The Doctor and Ace land on the planet Kirith, a paradise at the edge of the universe and at the end of time itself. The best and brightest Kirithons are sent to join the brotherhood on the island of Kandasi never to return or be remembered. Are the Panjistri and their brotherhood the great benefactors they claim to be? Well, of course not.
For a first journey to an alien world, Robinson gives us an engaging and layered portrayal of a society with dreadful secrets and lies at its heart. It is exactly the sort of perverse alien plot you can imagine rankling with any of the Doctors, and Robinson has a great grasp of McCoys cadence so you can practically hear the r’s roll in your head.
Much like Timewyrm: Genesys, this is a story about the desire to prolong the inevitable, with the Panjistri desperate to avert the end of the universe by any means necessart, including the creation of the aforementioned shitty monster. It’s a fairly standard Doctor Who story with some blood and guts thrown in to justify the more adult direction the range is setting out in.

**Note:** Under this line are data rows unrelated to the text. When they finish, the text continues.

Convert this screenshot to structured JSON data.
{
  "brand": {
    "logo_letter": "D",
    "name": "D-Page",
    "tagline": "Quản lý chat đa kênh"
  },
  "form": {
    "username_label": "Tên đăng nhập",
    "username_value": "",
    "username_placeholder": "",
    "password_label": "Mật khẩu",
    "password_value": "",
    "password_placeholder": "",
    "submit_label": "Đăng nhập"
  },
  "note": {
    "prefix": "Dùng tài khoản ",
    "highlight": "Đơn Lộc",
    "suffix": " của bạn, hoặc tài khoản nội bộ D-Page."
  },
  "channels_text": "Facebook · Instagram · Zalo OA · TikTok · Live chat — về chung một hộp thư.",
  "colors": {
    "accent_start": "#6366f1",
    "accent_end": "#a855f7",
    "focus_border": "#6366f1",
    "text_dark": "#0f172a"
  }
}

Indeed, it’s the sort of story you could fit in anywhere in the series’ 26 year run, so much so that the events taking place are linked to something the Doctor has done in a past life. This time, it’s the second Doctor giving his future self a dire warning. It’ll be interesting to see if, as the range gets more popular and confident, the references and cameos from past Doctor’s will calm down and give us a confident and authoritative 7th Doctor. Having already read Timewyrm: Revelation it certainly doesn’t happen any time soon.
Timewyrm: Apocalypse is a fairly average piece of Doctor Who fiction, raised by some great characterisation and dialogue from the leads. But, as the Timewyrm frustratingly escapes the Doctor again, where next for the arc?